Junky – Review

Junky

by William S. Burroughs (Penguin)
by Michelle Lafromboise

“Kick is seeing things from a special angle, kick is a momentary freedom from the claims of the aging cautious nagging frightening flesh.” So, William was a junky. Junky is said to be a legendary account of heroin addiction drawn from William Burroughs own life. Psychotic and neurotic maybe, but a junky? I had my doubts, but after reading this book, I would have to say that William definitely had an insider’s view; William knew heroin.

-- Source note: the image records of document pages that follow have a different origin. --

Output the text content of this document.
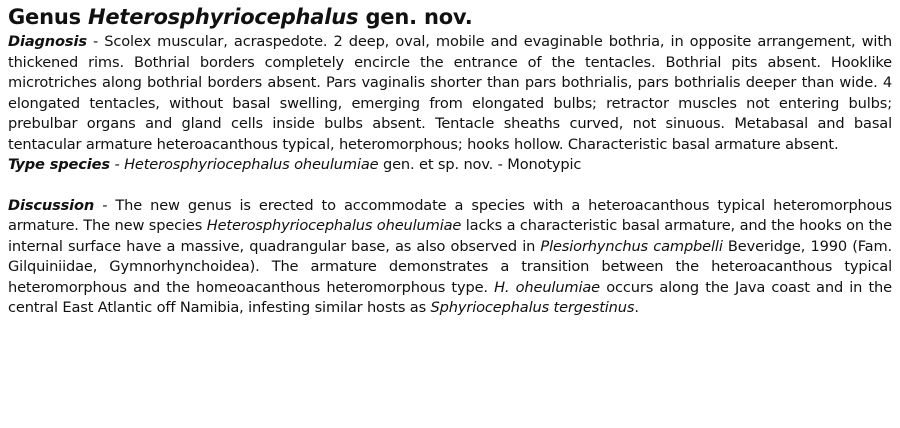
Genus Heterosphyriocephalus gen. nov.

Diagnosis - Scolex muscular, acraspedote. 2 deep, oval, mobile and evaginable bothria, in opposite arrangement, with thickened rims. Bothrial borders completely encircle the entrance of the tentacles. Bothrial pits absent. Hooklike microtriches along bothrial borders absent. Pars vaginalis shorter than pars bothrialis, pars bothrialis deeper than wide. 4 elongated tentacles, without basal swelling, emerging from elongated bulbs; retractor muscles not entering bulbs; prebulbar organs and gland cells inside bulbs absent. Tentacle sheaths curved, not sinuous. Metabasal and basal tentacular armature heteroacanthous typical, heteromorphous; hooks hollow. Characteristic basal armature absent.
Type species - Heterosphyriocephalus oheulumiae gen. et sp. nov. - Monotypic

Discussion - The new genus is erected to accommodate a species with a heteroacanthous typical heteromorphous armature. The new species Heterosphyriocephalus oheulumiae lacks a characteristic basal armature, and the hooks on the internal surface have a massive, quadrangular base, as also observed in Plesiorhynchus campbelli Beveridge, 1990 (Fam. Gilquiniidae, Gymnorhynchoidea). The armature demonstrates a transition between the heteroacanthous typical heteromorphous and the homeoacanthous heteromorphous type. H. oheulumiae occurs along the Java coast and in the central East Atlantic off Namibia, infesting similar hosts as Sphyriocephalus tergestinus.
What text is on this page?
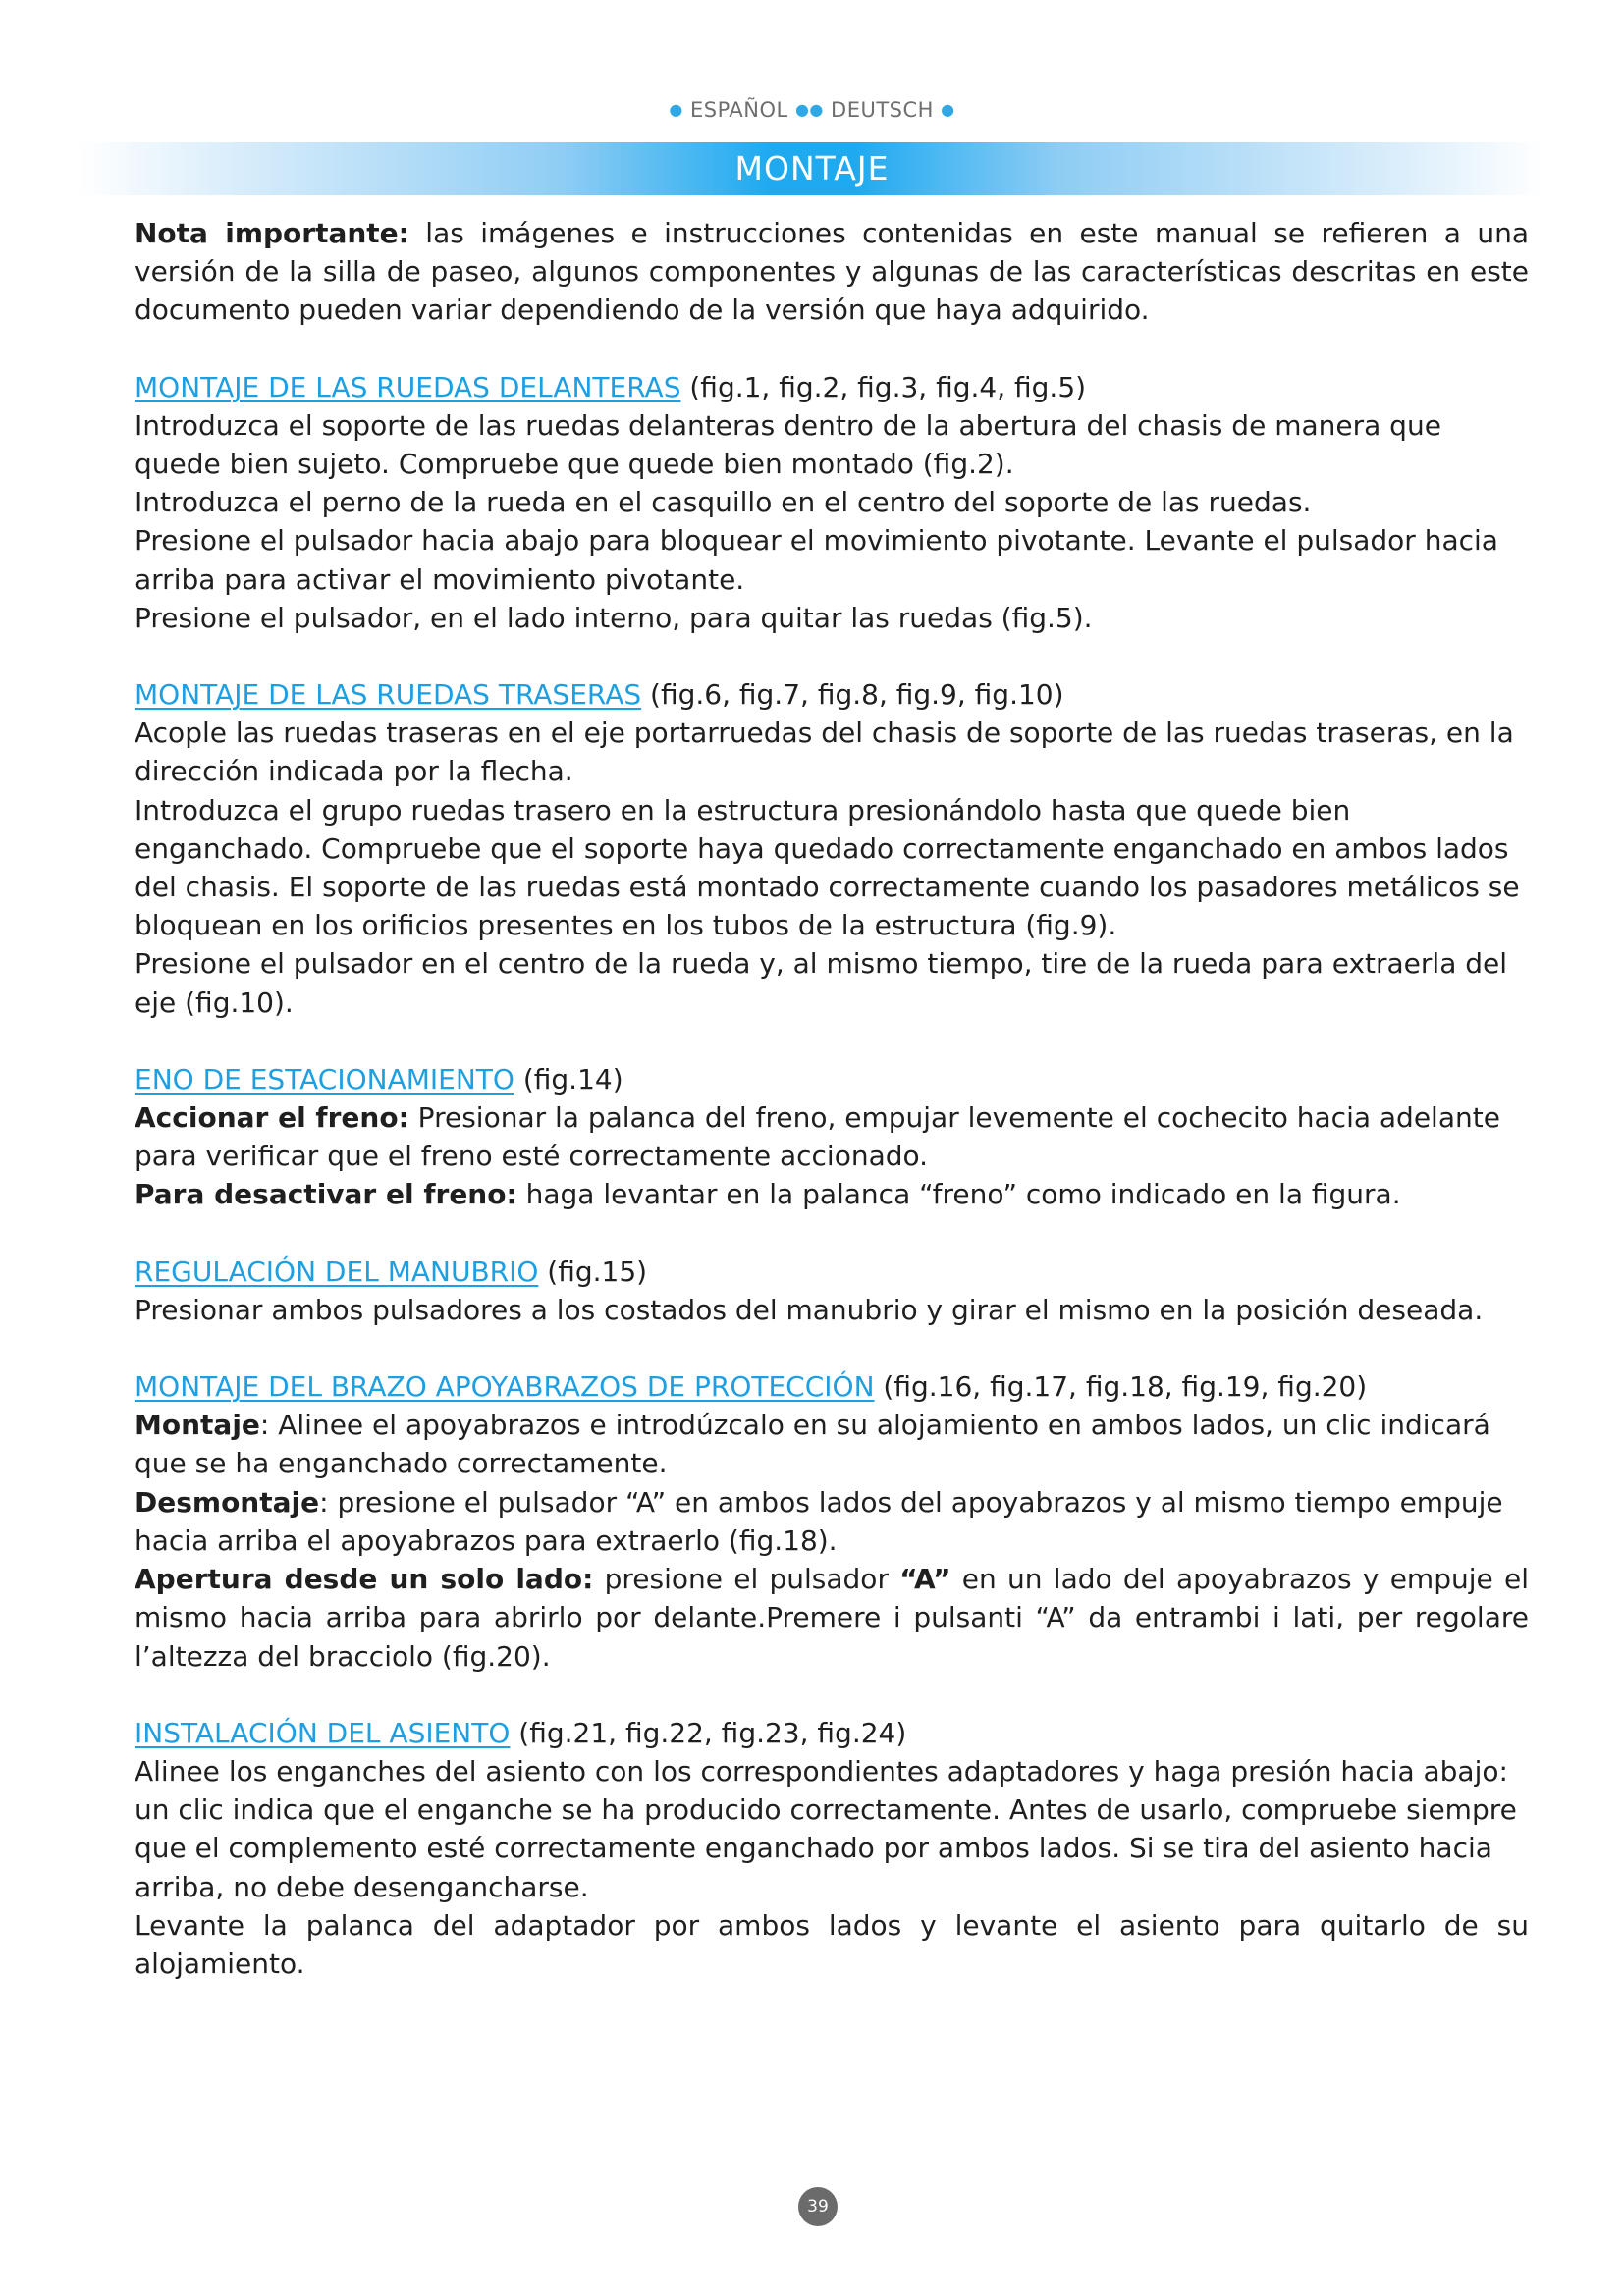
● ESPAÑOL ●● DEUTSCH ●
MONTAJE

Nota importante: las imágenes e instrucciones contenidas en este manual se refieren a una versión de la silla de paseo, algunos componentes y algunas de las características descritas en este documento pueden variar dependiendo de la versión que haya adquirido.

MONTAJE DE LAS RUEDAS DELANTERAS (fig.1, fig.2, fig.3, fig.4, fig.5)

Introduzca el soporte de las ruedas delanteras dentro de la abertura del chasis de manera que quede bien sujeto. Compruebe que quede bien montado (fig.2).

Introduzca el perno de la rueda en el casquillo en el centro del soporte de las ruedas.

Presione el pulsador hacia abajo para bloquear el movimiento pivotante. Levante el pulsador hacia arriba para activar el movimiento pivotante.

Presione el pulsador, en el lado interno, para quitar las ruedas (fig.5).

MONTAJE DE LAS RUEDAS TRASERAS (fig.6, fig.7, fig.8, fig.9, fig.10)

Acople las ruedas traseras en el eje portarruedas del chasis de soporte de las ruedas traseras, en la dirección indicada por la flecha.

Introduzca el grupo ruedas trasero en la estructura presionándolo hasta que quede bien enganchado. Compruebe que el soporte haya quedado correctamente enganchado en ambos lados del chasis. El soporte de las ruedas está montado correctamente cuando los pasadores metálicos se bloquean en los orificios presentes en los tubos de la estructura (fig.9).

Presione el pulsador en el centro de la rueda y, al mismo tiempo, tire de la rueda para extraerla del eje (fig.10).

ENO DE ESTACIONAMIENTO (fig.14)

Accionar el freno: Presionar la palanca del freno, empujar levemente el cochecito hacia adelante para verificar que el freno esté correctamente accionado.

Para desactivar el freno: haga levantar en la palanca “freno” como indicado en la figura.

REGULACIÓN DEL MANUBRIO (fig.15)

Presionar ambos pulsadores a los costados del manubrio y girar el mismo en la posición deseada.

MONTAJE DEL BRAZO APOYABRAZOS DE PROTECCIÓN (fig.16, fig.17, fig.18, fig.19, fig.20)

Montaje: Alinee el apoyabrazos e introdúzcalo en su alojamiento en ambos lados, un clic indicará que se ha enganchado correctamente.

Desmontaje: presione el pulsador “A” en ambos lados del apoyabrazos y al mismo tiempo empuje hacia arriba el apoyabrazos para extraerlo (fig.18).

Apertura desde un solo lado: presione el pulsador “A” en un lado del apoyabrazos y empuje el mismo hacia arriba para abrirlo por delante.Premere i pulsanti “A” da entrambi i lati, per regolare l’altezza del bracciolo (fig.20).

INSTALACIÓN DEL ASIENTO (fig.21, fig.22, fig.23, fig.24)

Alinee los enganches del asiento con los correspondientes adaptadores y haga presión hacia abajo: un clic indica que el enganche se ha producido correctamente. Antes de usarlo, compruebe siempre que el complemento esté correctamente enganchado por ambos lados. Si se tira del asiento hacia arriba, no debe desengancharse.

Levante la palanca del adaptador por ambos lados y levante el asiento para quitarlo de su alojamiento.

39
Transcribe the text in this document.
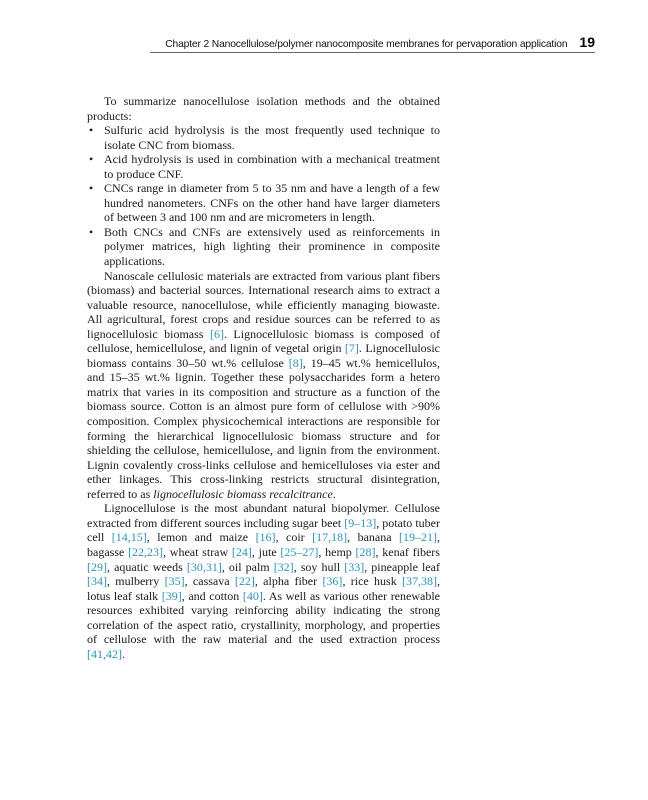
Chapter 2 Nanocellulose/polymer nanocomposite membranes for pervaporation application 19

To summarize nanocellulose isolation methods and the obtained products:

• Sulfuric acid hydrolysis is the most frequently used technique to isolate CNC from biomass.
• Acid hydrolysis is used in combination with a mechanical treatment to produce CNF.
• CNCs range in diameter from 5 to 35 nm and have a length of a few hundred nanometers. CNFs on the other hand have larger diameters of between 3 and 100 nm and are micrometers in length.
• Both CNCs and CNFs are extensively used as reinforcements in polymer matrices, high lighting their prominence in composite applications.

Nanoscale cellulosic materials are extracted from various plant fibers (biomass) and bacterial sources. International research aims to extract a valuable resource, nanocellulose, while efficiently managing biowaste. All agricultural, forest crops and residue sources can be referred to as lignocellulosic biomass [6]. Lignocellulosic biomass is composed of cellulose, hemicellulose, and lignin of vegetal origin [7]. Lignocellulosic biomass contains 30–50 wt.% cellulose [8], 19–45 wt.% hemicellulos, and 15–35 wt.% lignin. Together these polysaccharides form a hetero matrix that varies in its composition and structure as a function of the biomass source. Cotton is an almost pure form of cellulose with >90% composition. Complex physicochemical interactions are responsible for forming the hierarchical lignocellulosic biomass structure and for shielding the cellulose, hemicellulose, and lignin from the environment. Lignin covalently cross-links cellulose and hemicelluloses via ester and ether linkages. This cross-linking restricts structural disintegration, referred to as lignocellulosic biomass recalcitrance.

Lignocellulose is the most abundant natural biopolymer. Cellulose extracted from different sources including sugar beet [9–13], potato tuber cell [14,15], lemon and maize [16], coir [17,18], banana [19–21], bagasse [22,23], wheat straw [24], jute [25–27], hemp [28], kenaf fibers [29], aquatic weeds [30,31], oil palm [32], soy hull [33], pineapple leaf [34], mulberry [35], cassava [22], alpha fiber [36], rice husk [37,38], lotus leaf stalk [39], and cotton [40]. As well as various other renewable resources exhibited varying reinforcing ability indicating the strong correlation of the aspect ratio, crystallinity, morphology, and properties of cellulose with the raw material and the used extraction process [41,42].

The first line in the book goes like this: “My first experience with junk was during the war, about 1944 or 1945.” Whoa, I said to myself, 1945, that seems like such a long time ago. You mean to tell me there were such things as heroin addicts back in the forties!! My brain screamed LIES!! It seemed highly inconceivable to me, as illogical as that may sound. It just didn’t seem right, the forties. Mom, apple pie, the war effort, women in factories working on bombs, Old Glory waving in the wind on top of some hill in a far away place… Then we have Will shooting heroin in a dark, dirty little apartment with no windows and a leaky radiator that made the paper curl. Nothing but the stink of the waterfront and the junk to comfort him. Will, kicking the habit, rotting away in a cell trembling, snotty-nosed and watery-eyed, suffering from hot and cold flashes sweating like a dog in the hot sun. Twitching and shaking, too weak to move; Will depressed seeing New York city in ruins taken over by huge scorpions and centipedes crawling in and out of bars. We see Will the junky living his junky life. We feel Will’s pain, we feel his need, we know his hunger; it’s that vivid.

Junky was first published in 1953 by William S. Burroughs under the pen name of William Lee. Before the book was published, he was told to write an introduction describing how he, a middle class American from a well-to-do family became a heroin addicted. “Junk wins by default. I tried it as a matter of curiosity, I drifted along taking shots when I could score, I ended up hooked.”

Junky, reading this book, is being addicted. In 1953, I would have hidden this book under my bed, to be read only after my parents went to bed and I knew my sisters were asleep. Last week, I handed it to my twelve year old sister and demanded that she read it as a summer book project.